At an awards ceremony held in the Royal Courts of Justice last night, Norman Foster was awarded the inaugural Great Briton Award 2004 for outstanding British achievement in the Creative Industries. The awards celebrate the international success of Britons, and were established by Morgan Stanley in partnership with the Royal Society for the encouragement of Arts, Manufactures &Commerce (RSA), and the Daily Telegraph. The Award carries with it an honorarium of 3,000.
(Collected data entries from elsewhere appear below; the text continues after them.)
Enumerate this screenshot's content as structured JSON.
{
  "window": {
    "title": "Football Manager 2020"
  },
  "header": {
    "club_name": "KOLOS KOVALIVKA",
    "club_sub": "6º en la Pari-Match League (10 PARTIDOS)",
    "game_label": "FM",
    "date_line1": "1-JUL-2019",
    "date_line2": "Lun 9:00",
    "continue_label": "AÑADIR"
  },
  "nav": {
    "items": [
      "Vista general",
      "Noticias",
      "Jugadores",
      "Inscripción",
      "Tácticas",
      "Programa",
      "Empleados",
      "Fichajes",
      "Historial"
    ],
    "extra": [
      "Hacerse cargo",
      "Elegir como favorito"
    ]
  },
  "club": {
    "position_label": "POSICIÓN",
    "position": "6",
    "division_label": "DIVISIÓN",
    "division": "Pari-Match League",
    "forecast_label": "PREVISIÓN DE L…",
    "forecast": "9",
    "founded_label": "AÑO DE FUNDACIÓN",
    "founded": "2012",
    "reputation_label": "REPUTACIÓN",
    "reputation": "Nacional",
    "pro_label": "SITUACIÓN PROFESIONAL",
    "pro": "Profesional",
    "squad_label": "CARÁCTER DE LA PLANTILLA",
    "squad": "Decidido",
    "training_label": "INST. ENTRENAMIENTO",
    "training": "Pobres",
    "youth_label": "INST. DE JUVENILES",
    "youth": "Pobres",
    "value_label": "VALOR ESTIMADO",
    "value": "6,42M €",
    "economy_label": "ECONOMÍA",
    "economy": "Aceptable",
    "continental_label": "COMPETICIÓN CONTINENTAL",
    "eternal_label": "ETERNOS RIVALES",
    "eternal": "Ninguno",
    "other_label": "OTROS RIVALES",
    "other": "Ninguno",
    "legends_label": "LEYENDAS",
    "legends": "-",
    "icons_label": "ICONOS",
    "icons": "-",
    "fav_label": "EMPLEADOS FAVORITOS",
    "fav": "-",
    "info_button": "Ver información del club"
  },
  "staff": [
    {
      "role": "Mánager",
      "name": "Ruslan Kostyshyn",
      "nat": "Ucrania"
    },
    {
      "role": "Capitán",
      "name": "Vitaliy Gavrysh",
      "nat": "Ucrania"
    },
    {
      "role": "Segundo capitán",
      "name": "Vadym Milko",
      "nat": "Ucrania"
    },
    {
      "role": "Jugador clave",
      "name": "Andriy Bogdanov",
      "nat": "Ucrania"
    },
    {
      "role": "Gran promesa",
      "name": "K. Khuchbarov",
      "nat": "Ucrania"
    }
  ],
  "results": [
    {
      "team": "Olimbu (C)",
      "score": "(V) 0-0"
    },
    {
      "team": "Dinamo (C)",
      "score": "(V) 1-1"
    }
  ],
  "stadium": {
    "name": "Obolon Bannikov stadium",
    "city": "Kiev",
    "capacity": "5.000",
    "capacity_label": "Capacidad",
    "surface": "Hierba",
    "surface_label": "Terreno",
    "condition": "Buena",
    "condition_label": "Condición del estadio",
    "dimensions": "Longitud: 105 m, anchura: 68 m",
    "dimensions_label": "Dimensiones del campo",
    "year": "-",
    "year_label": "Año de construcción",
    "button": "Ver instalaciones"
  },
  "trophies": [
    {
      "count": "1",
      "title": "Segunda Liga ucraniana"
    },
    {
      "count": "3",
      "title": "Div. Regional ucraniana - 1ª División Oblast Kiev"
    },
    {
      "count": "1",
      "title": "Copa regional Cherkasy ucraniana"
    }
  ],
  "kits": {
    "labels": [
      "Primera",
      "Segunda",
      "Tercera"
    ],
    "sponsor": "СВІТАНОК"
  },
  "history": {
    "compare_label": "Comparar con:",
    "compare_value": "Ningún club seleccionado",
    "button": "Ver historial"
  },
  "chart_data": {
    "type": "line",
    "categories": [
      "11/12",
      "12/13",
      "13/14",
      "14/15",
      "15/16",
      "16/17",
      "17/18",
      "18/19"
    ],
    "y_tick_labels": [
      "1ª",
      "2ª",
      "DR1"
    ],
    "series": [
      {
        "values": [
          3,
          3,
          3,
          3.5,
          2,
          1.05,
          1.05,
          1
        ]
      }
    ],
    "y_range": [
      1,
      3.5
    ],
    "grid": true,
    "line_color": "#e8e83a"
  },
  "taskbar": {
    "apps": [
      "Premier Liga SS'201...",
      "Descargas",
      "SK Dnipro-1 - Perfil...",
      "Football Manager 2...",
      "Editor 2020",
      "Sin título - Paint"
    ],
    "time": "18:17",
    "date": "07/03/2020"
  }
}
Members of the public nominated their Great Britons in seven different categories: Arts, Sport, Business, Science and Innovation, Creative Industries, Campaigning, and Public Service. A panel of expert judges then assessed the Britishness of each nominee, based on characteristics such as strength and determination, adaptability, modesty, and a sense of humour. In their award citation, the judges described Foster as the United Kingdoms most celebrated architect and praised his ability to combine functionality and beauty, evident in the recently completed Millau Viaduct in France. Foster, they concluded, exemplifies the British characteristics of adaptability and modesty.
Accepting the award, Lord Foster noted: I am very honoured and absolutely delighted, it is wonderful news for architecture.
In addition to Foster, the filmmaker Gurinder Chadha, director of Bend It Like Beckham and Bride and Prejudice, and the scientist Sir Tim Berners-Lee, inventor of the World Wide Web, were also shortlisted for the 2004 Great Briton Creative Industries award. Berners-Lee was honoured with Great Briton 2004 award.